Ddx6, also known as Rck/p54, is a member of the DEAD-box family of helicases highly conserved from unicellular eukaryotes to vertebrates. It is an essential component of cytoplasmic RNA-processing bodies (P-bodies) and plays a crucial role in multiple post-transcriptional processes such as mRNA storage, translational repression, and decay [3]. It is also involved in pathways like miRNA-mediated gene silencing, alternative translation initiation, and RNA editing [3,7]. In addition, Ddx6 has been implicated in the regulation of cell fate transitions, stress granule and P-body assembly, and immune-related regulatory networks, making it a key player in maintaining cellular homeostasis [1,2,4]. Genetic models, especially knockout (KO) and conditional knockout (CKO) mouse models, are valuable tools for studying its functions.

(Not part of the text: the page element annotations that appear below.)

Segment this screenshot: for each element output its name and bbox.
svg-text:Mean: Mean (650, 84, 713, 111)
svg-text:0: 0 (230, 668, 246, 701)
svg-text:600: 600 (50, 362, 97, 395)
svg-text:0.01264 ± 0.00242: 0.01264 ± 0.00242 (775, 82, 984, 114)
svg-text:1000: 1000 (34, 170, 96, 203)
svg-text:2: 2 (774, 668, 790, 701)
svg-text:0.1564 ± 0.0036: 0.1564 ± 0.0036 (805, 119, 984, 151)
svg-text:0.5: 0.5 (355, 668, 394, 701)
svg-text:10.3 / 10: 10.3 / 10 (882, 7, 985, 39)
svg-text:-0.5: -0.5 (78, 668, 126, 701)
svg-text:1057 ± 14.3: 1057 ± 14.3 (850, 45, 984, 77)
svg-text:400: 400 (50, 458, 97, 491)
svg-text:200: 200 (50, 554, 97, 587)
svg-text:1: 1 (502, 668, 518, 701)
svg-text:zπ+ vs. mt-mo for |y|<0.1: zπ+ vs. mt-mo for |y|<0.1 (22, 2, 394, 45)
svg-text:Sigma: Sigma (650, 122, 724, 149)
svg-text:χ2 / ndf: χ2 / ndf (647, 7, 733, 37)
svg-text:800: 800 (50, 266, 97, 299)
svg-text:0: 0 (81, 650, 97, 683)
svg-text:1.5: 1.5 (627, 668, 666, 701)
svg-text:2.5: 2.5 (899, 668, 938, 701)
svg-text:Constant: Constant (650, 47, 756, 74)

Suppression of Ddx6 in human and mouse primed embryonic stem cells endows them with a differentiation-resistant, “hyper-pluripotent” state and enables easy reprogramming to a naive state [1]. In adult progenitors, Ddx6 controls the balance between self-renewal and differentiation in a context-dependent manner [1]. Ddx6-silencing in non-immune cells suppresses the NF-κB pathway and inhibits activation of the IL-6 amplifier, while its overexpression enhances NF-κB promoter activity, suggesting its involvement in the pathogenesis of inflammatory diseases [5]. In pancreatic cancer, compared with adjacent tissues, Ddx6 expression is abnormally increased in human pancreatic cancer tissues, and overexpression promotes cancer cell proliferation and tumor formation, while knockdown has the opposite effects [6].

In conclusion, Ddx6 is a multifunctional regulator in post-transcriptional gene expression. Studies using KO/CKO mouse models have revealed its significance in cell fate determination, stress response, and the pathogenesis of inflammatory and cancerous diseases. Understanding Ddx6's functions provides insights into biological processes and may offer potential therapeutic targets for related diseases.